The sink full of marine weeds is a classic example of why this approach is still beneficial.
We like to check the engine room once an hour. Hearing, sight, and smell tell us things that our extensive Maretron N2K monitoring system cannot. In this case, walking down toward the main deck there was a different tone to the exhaust. A quick look over the side showed that the water flow on the starboard side was much reduced. We have temperature probes on the raw water pumps, exhaust injection elbows, Aqualifts, and shaft seals. These would have eventually told us there was a water flow issue, but not before an impeller was damaged from lack of water flow.

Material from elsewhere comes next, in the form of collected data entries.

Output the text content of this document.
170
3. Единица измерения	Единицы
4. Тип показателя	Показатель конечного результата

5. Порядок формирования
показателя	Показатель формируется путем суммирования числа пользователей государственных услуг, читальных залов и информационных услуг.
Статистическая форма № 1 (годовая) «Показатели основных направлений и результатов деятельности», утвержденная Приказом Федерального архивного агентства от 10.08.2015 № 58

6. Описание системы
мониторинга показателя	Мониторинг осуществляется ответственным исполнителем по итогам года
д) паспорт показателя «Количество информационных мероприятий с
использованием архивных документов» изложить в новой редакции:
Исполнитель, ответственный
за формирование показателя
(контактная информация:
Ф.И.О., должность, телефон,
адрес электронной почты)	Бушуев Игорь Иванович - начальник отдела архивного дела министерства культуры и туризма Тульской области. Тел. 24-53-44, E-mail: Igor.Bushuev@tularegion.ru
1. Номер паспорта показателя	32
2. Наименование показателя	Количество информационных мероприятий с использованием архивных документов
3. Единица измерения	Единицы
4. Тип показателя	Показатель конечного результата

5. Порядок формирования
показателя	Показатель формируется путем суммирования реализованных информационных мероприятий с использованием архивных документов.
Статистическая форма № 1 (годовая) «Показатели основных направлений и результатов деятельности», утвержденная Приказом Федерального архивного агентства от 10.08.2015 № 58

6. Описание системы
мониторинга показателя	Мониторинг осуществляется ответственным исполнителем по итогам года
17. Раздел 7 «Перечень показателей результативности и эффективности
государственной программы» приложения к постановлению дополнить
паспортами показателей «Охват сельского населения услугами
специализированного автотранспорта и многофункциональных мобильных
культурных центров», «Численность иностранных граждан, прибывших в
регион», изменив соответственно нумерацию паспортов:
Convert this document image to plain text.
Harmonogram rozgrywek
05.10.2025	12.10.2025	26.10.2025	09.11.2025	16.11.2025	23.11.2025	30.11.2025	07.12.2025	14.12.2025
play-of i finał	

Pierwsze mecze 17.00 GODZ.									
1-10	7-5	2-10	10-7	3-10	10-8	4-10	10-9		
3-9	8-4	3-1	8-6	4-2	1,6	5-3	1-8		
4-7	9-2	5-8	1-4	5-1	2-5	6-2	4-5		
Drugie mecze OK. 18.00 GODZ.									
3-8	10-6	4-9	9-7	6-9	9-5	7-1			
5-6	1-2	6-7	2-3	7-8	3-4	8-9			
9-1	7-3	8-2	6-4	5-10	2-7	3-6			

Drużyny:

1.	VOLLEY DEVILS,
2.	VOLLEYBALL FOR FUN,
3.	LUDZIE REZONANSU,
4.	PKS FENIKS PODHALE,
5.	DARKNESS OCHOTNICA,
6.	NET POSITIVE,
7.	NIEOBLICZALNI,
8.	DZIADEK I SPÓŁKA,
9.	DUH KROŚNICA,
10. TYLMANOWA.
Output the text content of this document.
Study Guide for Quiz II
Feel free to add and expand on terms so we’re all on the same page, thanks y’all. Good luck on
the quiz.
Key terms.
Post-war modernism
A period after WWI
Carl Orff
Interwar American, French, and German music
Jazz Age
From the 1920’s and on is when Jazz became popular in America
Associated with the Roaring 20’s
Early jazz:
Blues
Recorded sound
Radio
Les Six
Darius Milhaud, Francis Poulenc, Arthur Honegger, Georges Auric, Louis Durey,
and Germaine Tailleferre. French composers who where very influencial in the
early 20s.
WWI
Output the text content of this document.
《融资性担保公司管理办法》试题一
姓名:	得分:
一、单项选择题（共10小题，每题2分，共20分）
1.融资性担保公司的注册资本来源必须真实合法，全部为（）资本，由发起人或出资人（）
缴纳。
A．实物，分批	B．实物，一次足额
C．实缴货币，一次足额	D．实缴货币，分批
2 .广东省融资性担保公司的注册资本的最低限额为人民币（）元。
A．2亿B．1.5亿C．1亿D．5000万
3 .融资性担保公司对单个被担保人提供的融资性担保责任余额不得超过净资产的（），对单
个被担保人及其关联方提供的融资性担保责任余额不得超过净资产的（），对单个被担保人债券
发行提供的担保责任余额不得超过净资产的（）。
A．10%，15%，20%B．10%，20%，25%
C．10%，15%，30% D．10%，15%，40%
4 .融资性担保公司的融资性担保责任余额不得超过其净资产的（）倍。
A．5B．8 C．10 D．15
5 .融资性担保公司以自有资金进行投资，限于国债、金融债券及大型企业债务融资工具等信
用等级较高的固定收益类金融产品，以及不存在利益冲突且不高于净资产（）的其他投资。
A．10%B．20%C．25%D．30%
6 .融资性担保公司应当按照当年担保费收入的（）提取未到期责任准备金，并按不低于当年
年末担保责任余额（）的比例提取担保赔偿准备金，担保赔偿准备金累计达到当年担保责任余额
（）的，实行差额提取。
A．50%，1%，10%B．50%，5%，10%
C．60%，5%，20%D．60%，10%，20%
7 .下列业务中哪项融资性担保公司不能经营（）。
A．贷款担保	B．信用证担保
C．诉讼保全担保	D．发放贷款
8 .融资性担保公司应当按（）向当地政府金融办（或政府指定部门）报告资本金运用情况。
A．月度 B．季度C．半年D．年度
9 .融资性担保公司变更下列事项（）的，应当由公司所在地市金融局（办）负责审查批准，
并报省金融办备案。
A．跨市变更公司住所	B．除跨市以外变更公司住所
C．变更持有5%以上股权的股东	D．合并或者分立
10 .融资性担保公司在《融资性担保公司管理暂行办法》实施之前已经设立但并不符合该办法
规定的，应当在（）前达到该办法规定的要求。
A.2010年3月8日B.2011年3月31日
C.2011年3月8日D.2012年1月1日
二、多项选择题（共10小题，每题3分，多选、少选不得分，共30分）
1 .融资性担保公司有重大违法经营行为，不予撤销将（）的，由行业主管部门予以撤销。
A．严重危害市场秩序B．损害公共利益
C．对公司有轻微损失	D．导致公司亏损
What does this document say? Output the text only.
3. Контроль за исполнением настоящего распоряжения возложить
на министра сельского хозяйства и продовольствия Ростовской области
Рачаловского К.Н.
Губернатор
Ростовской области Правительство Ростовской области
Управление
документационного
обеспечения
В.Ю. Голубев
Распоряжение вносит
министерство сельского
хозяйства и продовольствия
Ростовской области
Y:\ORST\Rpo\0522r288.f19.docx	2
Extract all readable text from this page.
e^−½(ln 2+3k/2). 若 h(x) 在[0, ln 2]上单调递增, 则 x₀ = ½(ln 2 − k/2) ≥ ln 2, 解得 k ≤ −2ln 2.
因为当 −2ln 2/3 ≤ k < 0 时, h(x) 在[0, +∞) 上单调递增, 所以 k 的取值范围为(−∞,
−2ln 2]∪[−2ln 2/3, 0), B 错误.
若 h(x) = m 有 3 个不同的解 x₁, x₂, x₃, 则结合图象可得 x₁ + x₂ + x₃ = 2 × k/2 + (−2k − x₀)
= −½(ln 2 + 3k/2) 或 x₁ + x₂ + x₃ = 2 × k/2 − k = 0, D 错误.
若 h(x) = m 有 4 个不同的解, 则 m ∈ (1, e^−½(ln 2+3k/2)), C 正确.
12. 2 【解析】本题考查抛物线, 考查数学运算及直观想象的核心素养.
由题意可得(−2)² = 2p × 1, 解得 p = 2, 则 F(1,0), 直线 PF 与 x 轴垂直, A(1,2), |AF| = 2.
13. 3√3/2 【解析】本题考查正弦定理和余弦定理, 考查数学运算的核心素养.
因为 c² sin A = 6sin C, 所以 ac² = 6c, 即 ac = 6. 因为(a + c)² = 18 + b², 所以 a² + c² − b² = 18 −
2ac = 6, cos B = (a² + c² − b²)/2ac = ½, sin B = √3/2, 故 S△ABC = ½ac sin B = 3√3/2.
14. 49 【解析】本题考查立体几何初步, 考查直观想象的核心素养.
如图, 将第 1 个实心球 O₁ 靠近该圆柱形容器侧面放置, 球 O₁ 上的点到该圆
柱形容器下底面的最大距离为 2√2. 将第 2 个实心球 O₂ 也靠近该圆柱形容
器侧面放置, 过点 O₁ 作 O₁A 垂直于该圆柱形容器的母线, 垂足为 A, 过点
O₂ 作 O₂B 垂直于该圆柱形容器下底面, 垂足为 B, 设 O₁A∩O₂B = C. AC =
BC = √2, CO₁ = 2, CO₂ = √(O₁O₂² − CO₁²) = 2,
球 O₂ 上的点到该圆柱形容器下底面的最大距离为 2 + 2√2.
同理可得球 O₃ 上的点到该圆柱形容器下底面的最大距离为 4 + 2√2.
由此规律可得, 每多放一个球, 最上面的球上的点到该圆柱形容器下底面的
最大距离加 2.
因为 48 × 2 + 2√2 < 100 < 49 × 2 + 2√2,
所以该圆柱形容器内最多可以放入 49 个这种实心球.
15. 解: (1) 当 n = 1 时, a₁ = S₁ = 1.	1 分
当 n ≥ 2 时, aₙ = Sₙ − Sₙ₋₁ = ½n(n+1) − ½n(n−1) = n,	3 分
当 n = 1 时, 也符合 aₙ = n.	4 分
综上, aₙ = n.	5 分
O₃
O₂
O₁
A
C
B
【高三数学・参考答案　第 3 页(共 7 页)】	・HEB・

Each engine, the genset, and the engine room raw water consumers have a large CPVC filter, and these were all heavily packed with weeds, as were the pipes from valve to strainer. The strainer is easily removed and emptied, then cleaned in the nearby sink. But the pipes were a different matter.
A little forethought makes these easy to take apart and clean. The elbows have an O-ring sealed flange face tightened with a large nut.
A few seconds and the elbow assembly was removed and easily cleaned. Note that the lower flange of the valves are above the waterline, so the valve can be removed for maintenance without hauling or plugging.